// di Guido MIchelone //

Al terzo lavoro, dopo “Kingmaker” (2019) e “Who Are You” (2020) per la storica label, il giovane chicagoano (oggi a New York), già artisticamente maturo vibrafonista – alla testa di un nonet assieme a Immanuel Wilkins(alto) , Marquis Hill (tr.), Sean Mason(p.), Rick Rosato(cb.), Craig Weinrib (batt.), oltre il terzo femminile con Maria Grand (ten.), Kalia Vandever (tr.ne), Gabrielle Garo (fl.) – offre un sound complesso, vincente, originale, naturalmente nel solco della postmodernità della Blue Note anni Zero e Dieci: è dunque un suono talvolta scorrevole e pacato, talaltra agitato e turbinoso. Fin da subito e ad ascolto ultimo si percepisce a chiare lettere che questa “Parabola del Poeta” – anche in doppio vinile – sia un’ottima proposta corale, da cui emerge il talento e il virtuosismo tecnico-artistico di un leader di Ross che sa perfettamente giostrare le finezze dei propri interventi (tanto robusti quanto soprattutto delicati) disponendo strategicamente tutti gli altri musicisti, ognuno dei quali viene da lui coinvolto in una visione d’insieme s’integra creativamente al loro apporto individuale.

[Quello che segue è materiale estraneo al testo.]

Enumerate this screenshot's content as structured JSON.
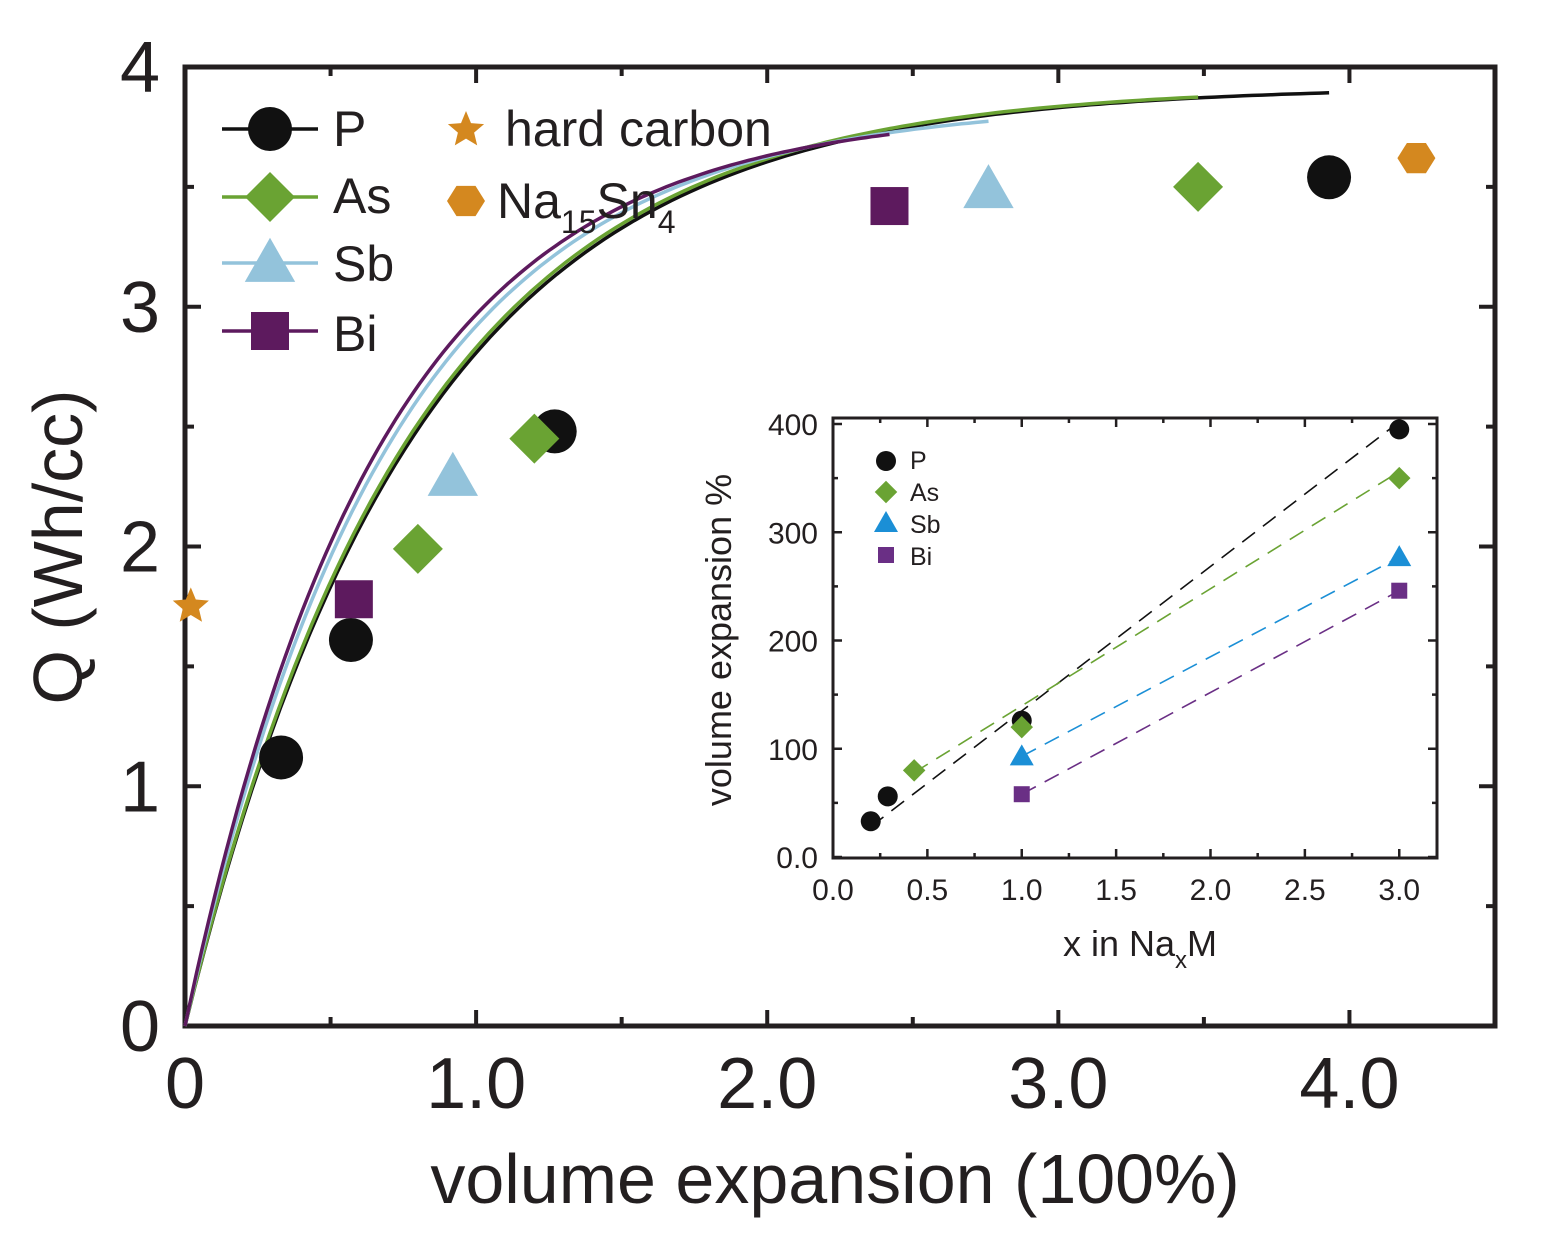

La musica ottenuta dai nove jazzisti su sette brani – in ordine alfabetico “Benediction”, “Choices”, “Doxology (Hope)”, “Guilt”, “Prayer”, “The Impetus (To Be And Do Better)”, “Wail” – rivela quindi una sorta di una plastica configurazione, che si adatta di continuo e che si orienta verso alcuni passaggi obbligati fino ad arrivare ad un alternanza di sequenze di pieni e di vuoti, in mezzo a riflessioni di silenzio e incrementi di volume (sia pur temporanei). A livello concettuale “The Parable Of The Poet”medita simbolicamente attorno agli umani destini, rivelandosi al passo coi tempi e in sintonia con quegli artisti che, con altri mezzi (letteratura, cinema, fumetto, pittura, teatro, rock, eccetera) di questi tempi, raccontano o evocano un momento cruciale per la stessa umanità.

Ross ha l’idea che il limite tra musica scritta e improvvisata, una volta facilmente rintracciabile nel jazz come espressione di momenti separati – esposizione del tema, giro d’improvvisazioni, recupero del tema iniziale ecc – debba essere rivisto e riproposto in altra forma. Riascoltando le proprie improvvisazioni, Ross recupera da queste alcune frasi sonore su cui elabora una nuova scrittura per proporre poi il tutto in questa attuale veste, se vogliamo, di “recupero”. Una volta realizzato ciò, la musica viene proposta agli strumentisti – che hanno con lo stesso vibrafonista forti legami d’amicizia – su cui ciascuno elaborerà, al di là della lettura obbligata delle parti tematiche, una propria creazione estemporanea. Si ottiene così una dinamica ciclica dalle forti connotazioni emotive che teoricamente potrebbe continuare all’infinito.

Al di là delle osservazioni tecniche, questo lavoro di Ross può essere visto in forma di suite, collegando idealmente i vari brani tra loro con quel substrato di corrente spirituale che scorre come un fiume sotterraneo tra i solchi del disco. Perché una delle vere ragioni di una musica come questa è il sentimento quasi religioso che si libera dalle note, come si trattasse di una preghiera, con le sue umanissime scorie di risentimento e di accesa speranza, di devozione e di pentimenti. Insomma, un unico, lungo gospel contemporaneo in cui il Poeta traccia la sua parabola con i mezzi a disposizione, in questo caso una musica che a tratti diventa bellissima e coinvolgente ed in altri momenti sembra annegare in stati di temporaneo smarrimento.